# Freehand MX



## sandra rgbg (5. Oktober 2005)

Hallo was kann ich machen bei mir geht das Fenster Farbfelder
wo HKS Pantone .. nicht mehr auf! wer kann mir helfen! Danke


----------



## Harzteufel (11. Oktober 2005)

Hallo,
dieses Problem hatte ich auch schon einmal... Es lag daran, dass das Fenster nur scheinbar nicht aufging. In Wirklichkeit lag es nur außerhalb des sichtbaren Bereichs.
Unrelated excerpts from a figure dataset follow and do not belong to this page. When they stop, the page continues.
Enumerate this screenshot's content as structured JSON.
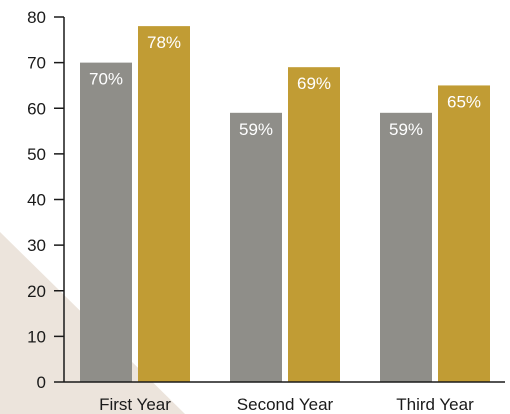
{
  "chart_data": {
    "type": "bar",
    "categories": [
      "First Year",
      "Second Year",
      "Third Year"
    ],
    "series": [
      {
        "values": [
          70,
          59,
          59
        ],
        "labels": [
          "70%",
          "59%",
          "59%"
        ],
        "color": "#8f8e89"
      },
      {
        "values": [
          78,
          69,
          65
        ],
        "labels": [
          "78%",
          "69%",
          "65%"
        ],
        "color": "#c19c34"
      }
    ],
    "yticks": [
      0,
      10,
      20,
      30,
      40,
      50,
      60,
      70,
      80
    ],
    "ylim": [
      0,
      80
    ],
    "title": "",
    "xlabel": "",
    "ylabel": "",
    "grid": false,
    "legend": "none"
  }
}
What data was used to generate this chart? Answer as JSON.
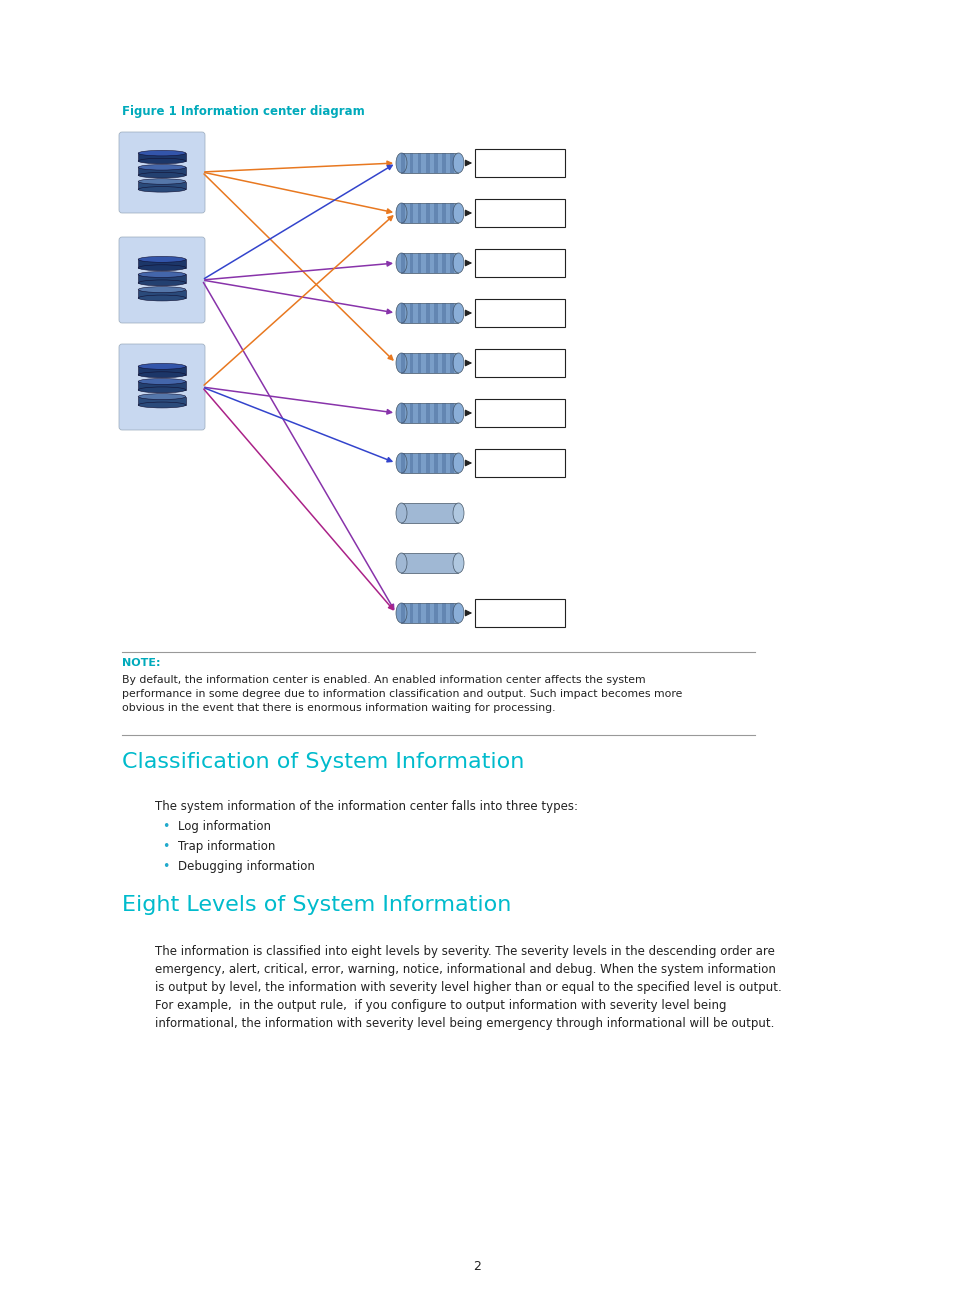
{
  "figure_label": "Figure 1 Information center diagram",
  "figure_label_color": "#00AABB",
  "page_bg": "#FFFFFF",
  "note_label": "NOTE:",
  "note_label_color": "#00AABB",
  "note_text": "By default, the information center is enabled. An enabled information center affects the system\nperformance in some degree due to information classification and output. Such impact becomes more\nobvious in the event that there is enormous information waiting for processing.",
  "section1_title": "Classification of System Information",
  "section1_color": "#00BBCC",
  "section1_intro": "The system information of the information center falls into three types:",
  "section1_bullets": [
    "Log information",
    "Trap information",
    "Debugging information"
  ],
  "section2_title": "Eight Levels of System Information",
  "section2_color": "#00BBCC",
  "section2_text": "The information is classified into eight levels by severity. The severity levels in the descending order are\nemergency, alert, critical, error, warning, notice, informational and debug. When the system information\nis output by level, the information with severity level higher than or equal to the specified level is output.\nFor example,  in the output rule,  if you configure to output information with severity level being\ninformational, the information with severity level being emergency through informational will be output.",
  "page_number": "2",
  "fig_w": 954,
  "fig_h": 1294,
  "box_color": "#C8D8F0",
  "cyl_body_striped": "#7A9EC8",
  "cyl_body_plain": "#A0B8D4",
  "cyl_stripe": "#3A5A8A",
  "cyl_top_striped": "#8AAED8",
  "cyl_top_plain": "#B0C8E0",
  "arrow_orange": "#E87820",
  "arrow_blue": "#3344CC",
  "arrow_purple": "#8833AA",
  "arrow_magenta": "#AA2288"
}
Versuch mal Deine Auflösung vom Monitor hoch zusetzen und schau dann mal, ob Du das Fenster findest.
Falls nicht, fällt mir nur noch der Rat zur Neuinstallation ein!

MfG Harzteufel


----------



## blue lord (28. November 2005)

Hallo, 
ich habe mit Frehand MX folgendes Problem. 
Ich habe 2 Pixelgrafiken in Vektorgrafiken konvertiert. Jetzt möchte ich beide zu einem Objekt verbinden. Das Problem ist, dass wenn ich "Union" verwende das ganze Bild schwarz ist und alles weiße verschwindet. 
Die Pixelversion des Bildes: --> Link <-- 

Was nun?


----------



## Night Vision Worker (29. November 2005)

STRG+A, STRG+G

Du kannst sie nur gruppieren!

"Union" ist da um zwei Objekte zu einem verschmelzen zu lassen - es wird NUR die Kontur (Outline) der Objekte übernommen. Da bei deiner Grafik ein Objekt komplett im anderen liegt wird diese "verschluckt".


----------



## Siln (5. Dezember 2005)

auf threads mit solchen threadtiteln sollte man am besten garnicht antworten
*kopfschüttel*


----------